Bryan Glazer (born October 27, 1964) is an American businessman. Together with his brothers, Joel Glazer and Edward Glazer, he owns part of the First Allied Corporation, the Tampa Bay Buccaneers National Football League (NFL) franchise, and the English football club Manchester United. His family is based in Florida.

==Early life and education==
Glazer was born to Linda and Malcolm Glazer, American businessman and billionaire. Glazer received a bachelor's degree from American University in Washington, D.C. He majored in broadcast communications and was a leader of the Phi Sigma Kappa fraternity. He then received a Juris Doctor degree from the Whittier Law School located in Southern California.

==Career==
Glazer is currently executive vice-president of the Tampa Bay Buccaneers and was appointed to that position in 1995. He was a key player in the design, development and construction of the Bucs new stadium. He also helped in re-designing the franchise logo. Under Glazer family ownership, the Buccaneers have two Super Bowl titles (XXXVII and LV - which was the first time a Super Bowl team played in its home stadium).
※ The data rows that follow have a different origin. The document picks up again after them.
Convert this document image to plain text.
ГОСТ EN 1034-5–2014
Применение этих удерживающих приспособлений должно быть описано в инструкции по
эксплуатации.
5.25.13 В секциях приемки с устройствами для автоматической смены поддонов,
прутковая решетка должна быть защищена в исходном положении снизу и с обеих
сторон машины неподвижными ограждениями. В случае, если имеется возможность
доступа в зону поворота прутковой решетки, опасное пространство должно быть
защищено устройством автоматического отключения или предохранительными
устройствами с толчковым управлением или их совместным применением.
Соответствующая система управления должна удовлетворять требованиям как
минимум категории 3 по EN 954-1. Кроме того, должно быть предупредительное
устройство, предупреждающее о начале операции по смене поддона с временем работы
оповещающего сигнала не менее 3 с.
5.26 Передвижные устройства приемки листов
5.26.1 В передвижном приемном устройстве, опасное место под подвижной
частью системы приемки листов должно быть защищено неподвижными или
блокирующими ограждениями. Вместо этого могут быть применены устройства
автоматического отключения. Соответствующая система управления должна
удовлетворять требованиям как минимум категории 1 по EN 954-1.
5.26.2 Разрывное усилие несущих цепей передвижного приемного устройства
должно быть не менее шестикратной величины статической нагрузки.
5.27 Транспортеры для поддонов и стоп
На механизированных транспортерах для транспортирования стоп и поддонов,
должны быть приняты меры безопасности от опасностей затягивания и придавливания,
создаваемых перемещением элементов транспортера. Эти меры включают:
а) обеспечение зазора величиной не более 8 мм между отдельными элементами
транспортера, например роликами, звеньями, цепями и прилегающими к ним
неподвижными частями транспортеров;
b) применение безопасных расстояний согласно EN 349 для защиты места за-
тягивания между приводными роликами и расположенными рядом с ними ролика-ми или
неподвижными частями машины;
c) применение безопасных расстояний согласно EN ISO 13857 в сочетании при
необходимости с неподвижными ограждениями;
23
Glazer was appointed a director of Zapata Corporation in 1997, and served in that position until his retirement in 2009.

Glazer is currently a non-executive director of the Manchester United board, appointed by his father, Malcolm Glazer to replace the resigned members. Along with Andy Anson (Manchester United's commercial director) and Jeffrey Ajluni (Tampa Bay Buccaneers director of marketing and business development), Glazer was a key player in signing American International Group (AIG) as the club's new shirt sponsor for the 2006–07 season.

==Philanthropy==
In 2016, Glazer donated $4 million to the renovation and conversion of the Fort Homer W. Hesterly Armory into the Bryan Glazer Family Jewish Community Center.

==Personal life==
Glazer is married to Shanna Glazer. The couple have a daughter and a son.